The one thing all these people have in common is the time they spend with children. However, they will have a wide range of experience and expertise with GPS units, with outdoor activities, and with the places (both urban and suburban) around where they live and work. Since experience levels vary so much, the site needs to include resources that users can opt to use to learn about the recreational opportunities near where they live and background information about GPS receivers and other devices used in geocaching.
I polled the visitors of the online community Geocachers of the Bay Area to find out what they would include in a website aimed at adults wanting to take kids geocaching. These include quite a few parents as well as people who have taught geocaching, either as park volunteers or in their jobs working for a major outdoor activities retailer.
Because my users may have never been geocaching, they will have many questions the site will need to address:
• What is geocaching?
• Why is it a good activity to do with children?

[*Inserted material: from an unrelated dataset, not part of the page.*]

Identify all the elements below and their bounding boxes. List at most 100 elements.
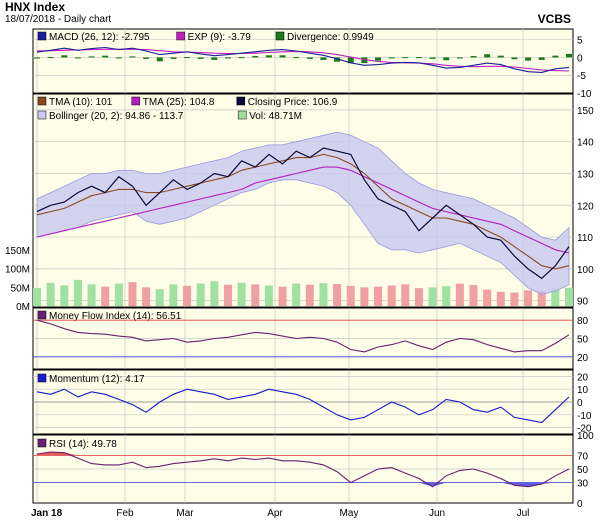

• What do I need for geocaching?
• Where can I go geocaching?
• What does it cost?
• How can we get started?
I think that the best way to present these topics, in terms of an interface, would be to either simply list them as links to pages that reveal the answers, or perhaps to create an image map that incorporates some of the items involved with geocaching (maps, GPS units, hiking gear, ammo boxes and other geocache containers, etc.). The image map would make it more visually appealing, especially to children in the target audience, but it would certainly take a lot longer to develop and may not actually help much with navigation.
My users may be accessing the site from home, from work, from schools or other child care sites, from public libraries, or even from portable handheld devices. Because schools differ vastly on how much and what quality of computer equipment and bandwidth they have available, the site should not be loaded down with graphics or multimedia on the front page.
I think most users will access the site from home, and they will be alone or with their kids, so I am not too concerned that sound or video will be a problem for others around them.
I think that having more than one level of materials would help my audience. Explanations geared to adults can go into more detail, while explanations or introductions aimed at children should emphasize fun and adventure over the technical background.
Resources and Limitations
I will write most of the content for this site based on my own experience and information passed along to me from friends who take their own children geocaching. I can use pictures I have taken with my son geocaching, which will show that a child as young as three or four can enjoy this activity. The videos I would like to use are from outside sources. In one case, I know a person who made the video, and in another I know several of the people who are featured in the video. I will need to secure permission to include them on my site.
I plan to create this site in Google Page Creator, which I have used before. I envision having enough time to create the majority of the site, or the entire site, because the tools are easy enough for me to use.
I am both a parent and a teacher, and I can attest that parents and teachers want certain things for their “kids.” We want them to have fun, be healthy, appreciate nature, and develop a love of learning. But how can we achieve these “fuzzy” objectives with the limited time and resources we have? Geocaching is fun, good for the body, and educational, and it gets kids outdoors. Many people have never heard of it, and this site will get them up to speed on this fun pastime that is growing in popularity around the world.
This website will enable its users to understand what geocaching is and why it is a useful activity to do with children. Text descriptions, still images, and video clips will help users know what they need to get and do to enjoy this activity. The site will include links to resources, including a local online community where they can ask specific questions and meet others with similar interests. Since many visitors will be new to the technology involved, the site’s layout must be simple and easy to navigate.